Le code de procédure civile compétence tribunal d'instance constitue le socle de la justice de proximité en France. Depuis la réforme de 2020 et son intégration dans le tribunal judiciaire, le tribunal d’instance (TI) conserve des attributions propres, notamment pour les litiges de la vie quotidienne. Maîtriser ces règles est essentiel pour choisir la bonne juridiction et éviter un rejet pour incompétence.
Cet article détaille les seuils pécuniaires, les compétences matérielles exclusives et les exceptions procédurales issues du code de procédure civile compétence tribunal d'instance. Vous y trouverez des références aux articles L. 211-3-1 et suivants, ainsi qu’aux dispositions du code de l’organisation judiciaire. En 2026, plusieurs arrêts ont précisé la frontière avec le juge des contentieux de la protection.
Que vous soyez justiciable ou professionnel du droit, ce guide structuré vous permettra de déterminer rapidement si votre affaire relève du tribunal d’instance, et comment préparer votre saisine. Un avocat expert vous accompagne à chaque étape.
- Seuil de compétence pécuniaire : 10 000 € (taux du ressort)
- Compétence exclusive : baux d’habitation, crédit à la consommation, surendettement
- Procédure orale de droit commun, avec représentation facultative
- Appel limité aux litiges > 5 000 € (sauf exceptions)
- Articulation avec le juge des contentieux de la protection (JCP)
- Jurisprudence 2026 : interprétation stricte de l’article 749 du CPC
1. Fondements juridiques de la compétence du tribunal d’instance
Le code de procédure civile compétence tribunal d'instance s’appuie principalement sur les articles L. 211-3-1 et suivants du code de l’organisation judiciaire (COJ), ainsi que sur les articles 749 à 762 du code de procédure civile. Depuis la fusion des tribunaux d’instance et de grande instance au sein du tribunal judiciaire (loi du 23 mars 2019), le tribunal d’instance est devenu une chambre spécialisée : la chambre de proximité.

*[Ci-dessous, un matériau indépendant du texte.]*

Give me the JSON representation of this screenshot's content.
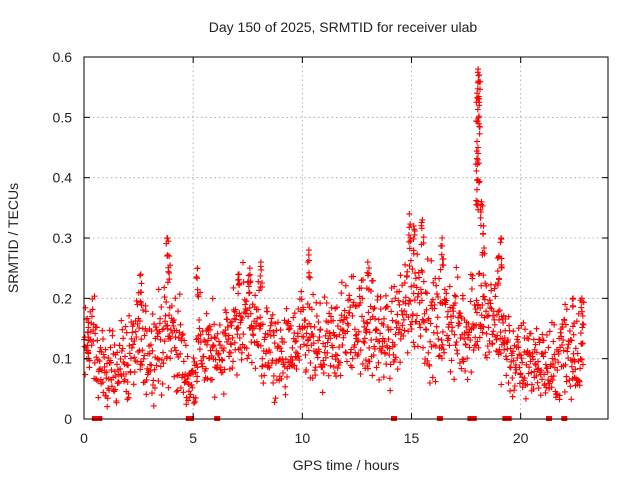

Le justiciable doit identifier la compétence d’attribution avant même la compétence territoriale. Une erreur sur ce point entraîne un renvoi et des délais supplémentaires. Le code de procédure civile est clair : l’incompétence doit être soulevée in limine litis.
2. Compétence matérielle et exclusive du tribunal d’instance
Le tribunal d’instance connaît de manière exclusive :
- Baux d’habitation : litiges relatifs au loyer, charges, dépôt de garantie, résiliation (art. L. 211-3-1 COJ).
- Crédit à la consommation : surendettement, prêts personnels, découverts (art. L. 711-1 et suivants).
- Actions possessoires : troubles de voisinage, bornage, servitudes (art. 126-1 CPC).
- Protection des consommateurs : litiges inférieurs à 10 000 €, démarchage, vente à distance.
En 2026, la Cour de cassation a rappelé que le tribunal d’instance reste compétent pour les actions en résiliation de bail pour défaut de paiement, même si le montant des loyers impayés dépasse 10 000 €, dès lors que la demande principale est la résiliation.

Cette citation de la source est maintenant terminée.